L'Ordine dei giornalisti è nato sotto il fascismo ed è rinato nel 1963 contro le prevaricazioni, per tutelare l'autonomia e la libertà dei giornalisti da editori e padroni vari. Rimane quasi una eccezione in Europa. Ma in tutta Europa anche dove non ci sono Ordini ci sono enti, leggi e prassi che seguono gli stessi principi enunciati sopra. Il problema è che l'Ordine professionale dei giornalisti (soprattutto quello nazionale) è ormai diventato un inutile carrozzone burocratico, e oggi è ostaggio di chi professionista non lo è: i pubblicisti, altra anomalia tutta italiana. Serve a dare un ruolo a qualche giornalista "illustre", uno strapuntino a tanti colleghi pensionati e ad assicurare piccole sacche di potere e clientele a pochi capi-bastone che controllano i pacchetti di voti dei pubblicisti, visto che tra i professionisti ormai va a votare per l'Ordine meno del 5% degli aventi diritto.


Cresce il divario con i giornalisti, e sulla formazione è caos.
Questo Ordine è sempre più lontano da chi questo mestiere lo fa tutti i giorni, dai problemi veri della categoria, dagli stravolgimenti che sta subendo il mondo dell'informazione, dei media e della nostra professione (pensiamo solo alla rete). Un Ordine ormai inutile. E irriformabile.
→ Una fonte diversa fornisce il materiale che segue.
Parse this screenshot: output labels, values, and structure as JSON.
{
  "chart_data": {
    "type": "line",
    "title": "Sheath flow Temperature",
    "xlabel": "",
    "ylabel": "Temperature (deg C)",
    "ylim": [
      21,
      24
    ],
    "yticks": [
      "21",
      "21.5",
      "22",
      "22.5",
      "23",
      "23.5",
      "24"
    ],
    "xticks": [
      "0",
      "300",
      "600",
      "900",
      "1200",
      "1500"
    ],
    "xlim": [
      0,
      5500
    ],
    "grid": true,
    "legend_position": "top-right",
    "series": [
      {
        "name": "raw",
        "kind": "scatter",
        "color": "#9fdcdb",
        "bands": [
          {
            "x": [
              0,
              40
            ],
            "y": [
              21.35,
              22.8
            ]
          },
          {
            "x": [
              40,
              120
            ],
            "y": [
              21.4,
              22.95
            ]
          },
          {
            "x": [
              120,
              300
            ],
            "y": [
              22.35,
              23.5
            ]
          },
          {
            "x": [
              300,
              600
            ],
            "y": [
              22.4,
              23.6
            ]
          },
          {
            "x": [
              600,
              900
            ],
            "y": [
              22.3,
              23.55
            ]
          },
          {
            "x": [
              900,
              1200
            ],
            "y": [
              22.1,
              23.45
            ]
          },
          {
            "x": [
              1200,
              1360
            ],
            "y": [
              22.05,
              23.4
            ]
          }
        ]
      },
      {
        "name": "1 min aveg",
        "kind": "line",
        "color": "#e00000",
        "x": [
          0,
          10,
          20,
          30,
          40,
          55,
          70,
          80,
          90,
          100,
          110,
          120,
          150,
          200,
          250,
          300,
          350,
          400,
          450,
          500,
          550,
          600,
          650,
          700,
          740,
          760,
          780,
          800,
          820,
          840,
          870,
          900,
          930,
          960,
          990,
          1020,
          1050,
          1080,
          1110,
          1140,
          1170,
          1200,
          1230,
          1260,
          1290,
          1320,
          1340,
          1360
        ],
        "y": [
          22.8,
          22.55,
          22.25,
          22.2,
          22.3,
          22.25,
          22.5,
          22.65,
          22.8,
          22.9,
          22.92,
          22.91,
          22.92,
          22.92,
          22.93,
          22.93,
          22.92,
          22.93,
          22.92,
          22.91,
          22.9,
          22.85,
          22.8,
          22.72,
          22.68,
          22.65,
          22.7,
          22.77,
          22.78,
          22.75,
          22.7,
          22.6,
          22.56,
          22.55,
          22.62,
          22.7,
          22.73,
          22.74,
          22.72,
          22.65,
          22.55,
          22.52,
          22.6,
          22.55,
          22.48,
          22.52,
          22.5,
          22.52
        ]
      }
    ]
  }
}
Un discorso che vale anche per la formazione professionale obbligatoria, alquanto contestata da una gran parte dei colleghi. Se fosse pensata e organizzata bene - con un albo di formatori certificati e non i soliti amici degli amici, con l'aggiornamento periodico sulle leggi, le carte e la deontologia, con i corsi sulle nuove tecnologie e sui new media - servirebbe, eccome, a salvaguardare la qualità e la credibilità dei giornalisti, l'unico nostro vero valore aggiunto che purtroppo oggi è assai decaduta. Ma non mi pare che sia ciò che sta accadendo. Mi pare, al contrario, che, prevalgano la burocrazia e il business. Mi pare che per la parte deontologica, gratuita, si profilino offerte molto all'acqua di rose. E che per il resto dell'aggiornamento, a pagamento, si stia mettendo in piedi un meccanismo che porterà tanti soldi a pochi soggetti e pochi benefici professionali a tanti colleghi. Ma spero di sbagliarmi.